Wednesday, April 28, 2010

Olive Kitteridge

Strout, Elizabeth. Olive Kitteridge. New York: Random House, 2008.

Plot Summary
This book is a collection of short stories pressed into a novel. Each story could be read separately, but they follow members of one community so they are intertwined. Olive Kitteridge, the title's namesake, makes appearances in almost all of the stories in some way.

My Thoughts
I really don't have much to say about this book. It wasn't bad, but it's not a book that really touched me (or perhaps I'm still thinking about it to figure out how it touches me). I liked that you could read each story on its own, but the common denominator was Olive strung throughout the narrative.

Strout's writing style is not complex, but she does include descriptions of events or people that create an absolute picture of the character or situation. For example, the piano player Angie is described as having "hungry hands" for the keyboard (Strout 51). Strout offers the life philosophy that "People mostly did not know enough when they were living life that they were living it" (162).

As I read, I wondered what my story would read like if other people were telling it, like Olive's story is told.

Tuesday, April 13, 2010

The Shack

Young, Wm. Paul. The Shack. Newbury Park, CA: Windblown, 2007.

Plot Summary
Mack Phillips has endured the most horrible thing a parent could: the murder of his child. Four years after the murder, he receives a note to revisit the shack where he daughter was murdered. What he finds there changes his life forever.

My Thoughts
I appreciate Wm. Paul Young's story. There are questions that he raises and ideas that I've wondered about concerning my faith, and he offers suggestions to the answers. When I began reading the book, I was just into the story. Then I started feeling like certain passages were speaking to me. While reading this book, I watched a movie entitled Amish Grace which seemed to reinforce the idea that Young provides in the book. Another incident happened (a friend providing comforting words to another friend), and I felt like it was The Shack's message coming through again.

I noted some page numbers and put asterisks in my book when I felt God speaking to me or when I thought, "Wow!
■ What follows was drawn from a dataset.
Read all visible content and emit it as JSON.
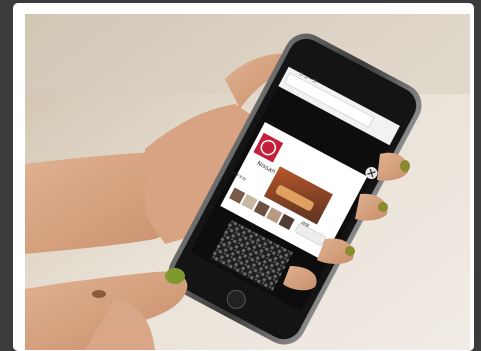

I need to read this/know this/see this again!" I'm just going to list the page numbers and let the book speak for itself. I don't want to ruin Mack's journey for someone reading the book. 143-144, 147, 150, 165, 173, 175, 176, 180, 183, 193, 199, 206, 207, 209, 225, 226.

This book has become a part of me, like many books do, but this one seems more special. I hope that I can carry out what I learned from Mack's weekend at The Shack.